Proof of Enforcement
The Problem
Autonomous systems fail across sequences — not individual actions.
A model reads data. Sends it somewhere. Runs code. Commits a transaction. Each step may look valid. The outcome is not.
Most systems evaluate actions in isolation. They cannot guarantee that an unsafe sequence will never complete.
The Claim
If a step is not authorised, every dependent state becomes unreachable.
Execution proceeds only after explicit ALLOW. ALLOW is never implicit.
This isn’t coming from prompts or filters. It’s enforced by how execution is structured.
The Demonstration
An insurance claims agent receives:
“Process claim CLM-4821 and issue refund if valid.” (received via support workflow)
The agent determines the following steps: retrieve claimant data, send it for validation, compute a risk score, and proceed to refund if valid. Four steps, each governed at a different enforcement plane:
- Retrieve claimant data (data boundary) —
full_name,date_of_birth,policy_number - Send claim to partner insurer (network boundary) — transmit to
unapproved-insurer.io - Compute risk score (code execution boundary) — generate Python risk calculation
- Issue refund (tool boundary) —
refund.issuefor $12,500
The agent has a valid delegation covering read, send, and execute actions. The destination in step 2 is not recognised as an approved partner.
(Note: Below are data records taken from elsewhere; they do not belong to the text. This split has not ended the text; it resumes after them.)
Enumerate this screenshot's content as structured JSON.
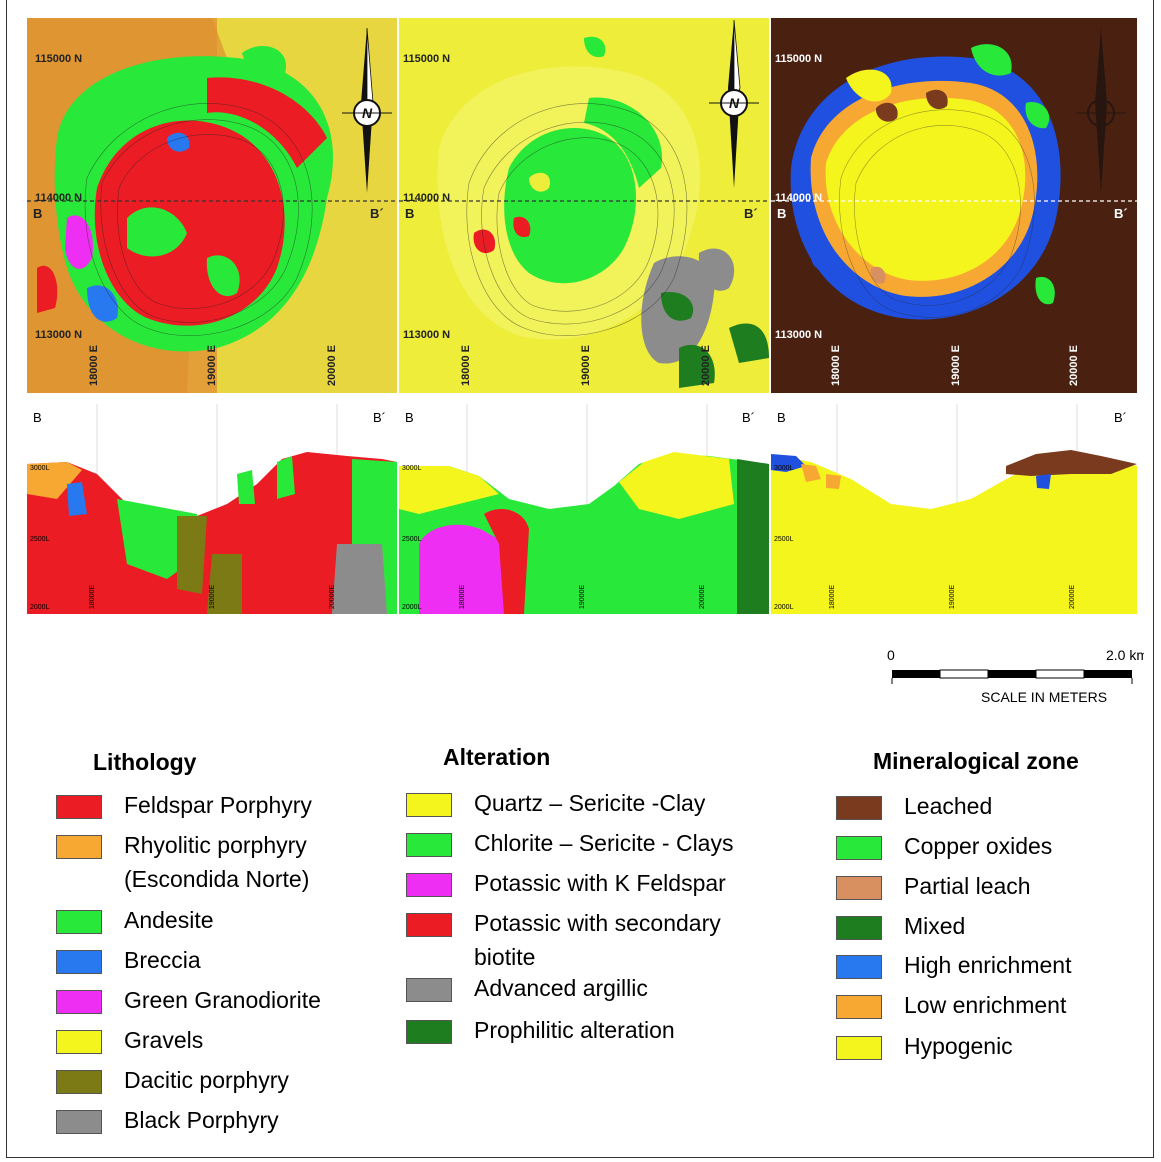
{
  "maps": [
    {
      "id": "lithology",
      "grid": {
        "n1": "115000 N",
        "n2": "114000 N",
        "n3": "113000 N",
        "e1": "18000 E",
        "e2": "19000 E",
        "e3": "20000 E"
      },
      "section_start": "B",
      "section_end": "B´",
      "north": "N"
    },
    {
      "id": "alteration",
      "grid": {
        "n1": "115000 N",
        "n2": "114000 N",
        "n3": "113000 N",
        "e1": "18000 E",
        "e2": "19000 E",
        "e3": "20000 E"
      },
      "section_start": "B",
      "section_end": "B´",
      "north": "N"
    },
    {
      "id": "mineralogical",
      "grid": {
        "n1": "115000 N",
        "n2": "114000 N",
        "n3": "113000 N",
        "e1": "18000 E",
        "e2": "19000 E",
        "e3": "20000 E"
      },
      "section_start": "B",
      "section_end": "B´",
      "north": "N"
    }
  ],
  "sections": {
    "start": "B",
    "end": "B´",
    "levels": [
      "3000L",
      "2500L",
      "2000L"
    ],
    "eastings": [
      "18000E",
      "19000E",
      "20000E"
    ]
  },
  "scale": {
    "zero": "0",
    "max": "2.0 km",
    "caption": "SCALE IN METERS"
  },
  "legends": {
    "lithology": {
      "title": "Lithology",
      "items": [
        {
          "label": "Feldspar Porphyry",
          "color": "#ec1c24"
        },
        {
          "label": "Rhyolitic porphyry",
          "label2": "(Escondida Norte)",
          "color": "#f7a833"
        },
        {
          "label": "Andesite",
          "color": "#28e83a"
        },
        {
          "label": "Breccia",
          "color": "#2878f0"
        },
        {
          "label": "Green Granodiorite",
          "color": "#ee2ef2"
        },
        {
          "label": "Gravels",
          "color": "#f5f51e"
        },
        {
          "label": "Dacitic porphyry",
          "color": "#7c7a14"
        },
        {
          "label": "Black Porphyry",
          "color": "#8c8c8c"
        }
      ]
    },
    "alteration": {
      "title": "Alteration",
      "items": [
        {
          "label": "Quartz – Sericite -Clay",
          "color": "#f5f51e"
        },
        {
          "label": "Chlorite – Sericite - Clays",
          "color": "#28e83a"
        },
        {
          "label": "Potassic with K Feldspar",
          "color": "#ee2ef2"
        },
        {
          "label": "Potassic with secondary",
          "label2": "biotite",
          "color": "#ec1c24"
        },
        {
          "label": "Advanced argillic",
          "color": "#8c8c8c"
        },
        {
          "label": "Prophilitic alteration",
          "color": "#1e7d1e"
        }
      ]
    },
    "mineralogical": {
      "title": "Mineralogical zone",
      "items": [
        {
          "label": "Leached",
          "color": "#7a3a1e"
        },
        {
          "label": "Copper oxides",
          "color": "#28e83a"
        },
        {
          "label": "Partial leach",
          "color": "#d99060"
        },
        {
          "label": "Mixed",
          "color": "#1e7d1e"
        },
        {
          "label": "High enrichment",
          "color": "#2878f0"
        },
        {
          "label": "Low enrichment",
          "color": "#f7a833"
        },
        {
          "label": "Hypogenic",
          "color": "#f5f51e"
        }
      ]
    }
  }
}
Execution Trace (system output)
The Outcome
No data left the system. No code executed. No transaction committed.
The decision ledger has two entries: one ALLOW and one DENY. There are no entries for steps 3 and 4 — they never ran.
What This Proves
Execution containment. A denied step makes every dependent consequence unreachable. The execution path beyond it does not exist.
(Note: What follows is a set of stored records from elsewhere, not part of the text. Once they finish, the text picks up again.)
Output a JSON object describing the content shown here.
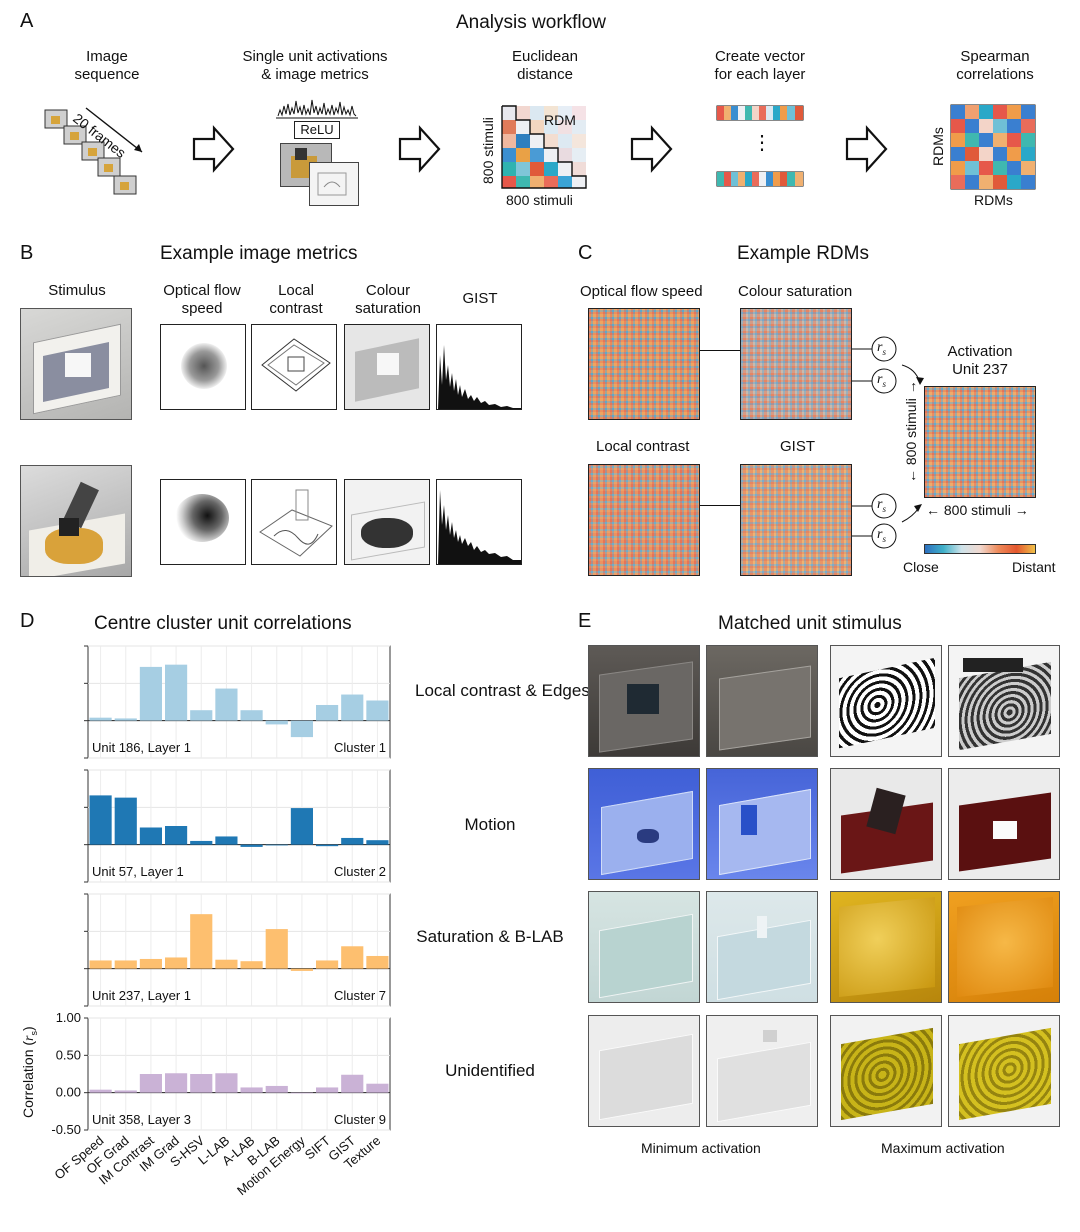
{
  "panel_a": {
    "letter": "A",
    "title": "Analysis workflow",
    "steps": [
      {
        "line1": "Image",
        "line2": "sequence"
      },
      {
        "line1": "Single unit activations",
        "line2": "& image metrics"
      },
      {
        "line1": "Euclidean",
        "line2": "distance"
      },
      {
        "line1": "Create vector",
        "line2": "for each layer"
      },
      {
        "line1": "Spearman",
        "line2": "correlations"
      }
    ],
    "frames_label": "20 frames",
    "relu_label": "ReLU",
    "rdm_label": "RDM",
    "stimuli_y": "800 stimuli",
    "stimuli_x": "800 stimuli",
    "dots": "⋮",
    "rdms_y": "RDMs",
    "rdms_x": "RDMs"
  },
  "panel_b": {
    "letter": "B",
    "title": "Example image metrics",
    "columns": [
      {
        "line1": "Stimulus",
        "line2": ""
      },
      {
        "line1": "Optical flow",
        "line2": "speed"
      },
      {
        "line1": "Local",
        "line2": "contrast"
      },
      {
        "line1": "Colour",
        "line2": "saturation"
      },
      {
        "line1": "GIST",
        "line2": ""
      }
    ]
  },
  "panel_c": {
    "letter": "C",
    "title": "Example RDMs",
    "rdm_titles": [
      "Optical flow speed",
      "Colour saturation",
      "Local contrast",
      "GIST"
    ],
    "rs_symbol": "r",
    "rs_sub": "s",
    "activation_line1": "Activation",
    "activation_line2": "Unit 237",
    "stimuli_y": "800 stimuli",
    "stimuli_x": "800 stimuli",
    "colorbar_low": "Close",
    "colorbar_high": "Distant"
  },
  "panel_d": {
    "letter": "D",
    "title": "Centre cluster unit correlations",
    "ylabel_main": "Correlation (",
    "ylabel_sym": "r",
    "ylabel_sub": "s",
    "ylabel_end": ")",
    "yticks": [
      "1.00",
      "0.50",
      "0.00",
      "-0.50"
    ],
    "categories": [
      "OF Speed",
      "OF Grad",
      "IM Contrast",
      "IM Grad",
      "S-HSV",
      "L-LAB",
      "A-LAB",
      "B-LAB",
      "Motion Energy",
      "SIFT",
      "GIST",
      "Texture"
    ]
  },
  "chart_data": [
    {
      "type": "bar",
      "title": "Unit 186, Layer 1",
      "cluster": "Cluster 1",
      "category_label": "Local contrast & Edges",
      "color": "#a6cee3",
      "categories": [
        "OF Speed",
        "OF Grad",
        "IM Contrast",
        "IM Grad",
        "S-HSV",
        "L-LAB",
        "A-LAB",
        "B-LAB",
        "Motion Energy",
        "SIFT",
        "GIST",
        "Texture"
      ],
      "values": [
        0.04,
        0.03,
        0.72,
        0.75,
        0.14,
        0.43,
        0.14,
        -0.05,
        -0.22,
        0.21,
        0.35,
        0.27
      ],
      "ylim": [
        -0.5,
        1.0
      ]
    },
    {
      "type": "bar",
      "title": "Unit 57, Layer 1",
      "cluster": "Cluster 2",
      "category_label": "Motion",
      "color": "#1f78b4",
      "categories": [
        "OF Speed",
        "OF Grad",
        "IM Contrast",
        "IM Grad",
        "S-HSV",
        "L-LAB",
        "A-LAB",
        "B-LAB",
        "Motion Energy",
        "SIFT",
        "GIST",
        "Texture"
      ],
      "values": [
        0.66,
        0.63,
        0.23,
        0.25,
        0.05,
        0.11,
        -0.03,
        -0.01,
        0.49,
        -0.02,
        0.09,
        0.06
      ],
      "ylim": [
        -0.5,
        1.0
      ]
    },
    {
      "type": "bar",
      "title": "Unit 237, Layer 1",
      "cluster": "Cluster 7",
      "category_label": "Saturation & B-LAB",
      "color": "#fdbf6f",
      "categories": [
        "OF Speed",
        "OF Grad",
        "IM Contrast",
        "IM Grad",
        "S-HSV",
        "L-LAB",
        "A-LAB",
        "B-LAB",
        "Motion Energy",
        "SIFT",
        "GIST",
        "Texture"
      ],
      "values": [
        0.11,
        0.11,
        0.13,
        0.15,
        0.73,
        0.12,
        0.1,
        0.53,
        -0.03,
        0.11,
        0.3,
        0.17
      ],
      "ylim": [
        -0.5,
        1.0
      ]
    },
    {
      "type": "bar",
      "title": "Unit 358, Layer 3",
      "cluster": "Cluster 9",
      "category_label": "Unidentified",
      "color": "#cab2d6",
      "categories": [
        "OF Speed",
        "OF Grad",
        "IM Contrast",
        "IM Grad",
        "S-HSV",
        "L-LAB",
        "A-LAB",
        "B-LAB",
        "Motion Energy",
        "SIFT",
        "GIST",
        "Texture"
      ],
      "values": [
        0.04,
        0.03,
        0.25,
        0.26,
        0.25,
        0.26,
        0.07,
        0.09,
        -0.01,
        0.07,
        0.24,
        0.12
      ],
      "ylim": [
        -0.5,
        1.0
      ]
    }
  ],
  "panel_e": {
    "letter": "E",
    "title": "Matched unit stimulus",
    "min_label": "Minimum activation",
    "max_label": "Maximum activation"
  },
  "colors": {
    "cluster1": "#a6cee3",
    "cluster2": "#1f78b4",
    "cluster7": "#fdbf6f",
    "cluster9": "#cab2d6"
  }
}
Evidence of absence. The decision ledger records what could not happen. Absent decisions for steps 3 and 4 are the correct evidence — those steps were never reached.
The Principle
This is not a log of what happened.
This is a guarantee of what could not happen.
If a step is not authorised, the system cannot progress beyond it.
These results are produced by the Ambit enforcement engine across real enforcement planes — not scripted, not simulated.